Microeconometrics Using Stata, Second Edition
Volume I: Cross-Sectional and Panel Regression Methods
Volume II: Nonlinear Models and Causal Inference Methods
Every applied economic researcher using Stata and everyone teaching or studying microeconometrics will benefit from Cameron and Trivedi's two volumes. They are an invaluable reference of the theory and intuition behind microeconometric methods using Stata. Those familiar with Cameron and Trivedi's Microeconometrics: Methods and Applications will find the same rigor. Those familiar with the previous edition of "Microeconometrics Using Stata" will find the familiar focus on Stata commands, their interpretation, and their connection with microeconometric theory as well as an introduction to computational concepts that should be part of any researcher's toolbox. And readers will find much more—so much more, the second edition required a second volume.
This new edition covers all the new Stata developments relevant to microeconometrics that appeared since the the last edition in 2010. For example, readers will find entire new chapters on treatment effects, duration models, spatial autoregressive models, lasso, and Bayesian analysis. But the authors didn't stop there. They also added discussions of the most recent microeconometric methods that have been contributed by the Stata community.
The first volume introduces foundational microeconometric methods, including linear and nonlinear methods for cross-sectional data and linear panel data with and without endogeneity as well as overviews of hypothesis and model-specification tests. Beyond this, it teaches bootstrap and simulation methods, quantile regression, finite mixture models, and nonparametric regression. It also includes an introduction to basic Stata concepts and programming and to Mata for matrix programming and basic optimization.
The second volume builds on methods introduced in the first volume and walks readers through a wide range of more advanced methods useful in economic research. It starts with an introduction to nonlinear optimization methods and then delves into binary outcome methods with and without endogeneity; tobit and selection model estimates with and without endogeneity; choice model estimation; count data with and without endogeneity for conditional means and count data for conditional quantiles; survival data; nonlinear panel-data methods with and without endogeneity; exogenous and endogenous treatment effects; spatial data modeling; semiparametric regression; lasso for prediction and inference; and Bayesian econometrics.

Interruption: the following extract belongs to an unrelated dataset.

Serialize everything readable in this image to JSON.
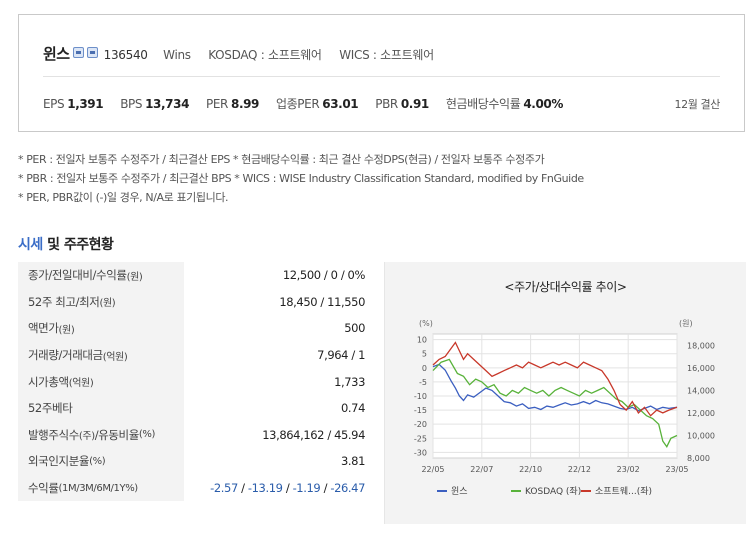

With its encyclopedic coverage of modern econometric methods paired with many worked examples that demonstrate how to implement these methods in Stata, "Microeconometrics Using Stata, Second Edition" is a text that readers will come back to over and over for each new project or analysis they face. It is an essential reference for applied researchers and those taking microeconometrics courses.
About the authors
Colin Cameron is a professor of economics at the University of California–Davis, where he teaches econometrics at undergraduate and graduate levels, as well as an undergraduate course in health economics. He has given short courses in Europe, Australia, Asia, and South America. His research interests are in microeconometrics, especially in robust inference for regression with clustered errors. He is currently an associate editor of the Stata Journal.
Pravin K. Trivedi is a Distinguished Professor Emeritus at Indiana University–Bloomington and an honorary professor in the School of Economics at the University of Queensland. During his academic career, he has taught undergraduate- and graduate-level econometrics in the United States, England, Europe, and Australia. His research interests include microeconometrics and health economics. He has served as coeditor of the Econometrics Journal from 2000–2007 and associate editor of the Journal of Applied Econometrics from 1986–2015. He has coauthored (with David Zimmer) Copula Modeling in Econometrics: An Introduction for Practitioners (2007).
Cameron and Trivedi’s joint work includes research articles on econometric models and tests for count data, the Econometric Society monograph Regression Analysis of Count Data, and the graduate-level text Microeconometrics: Methods and Applications.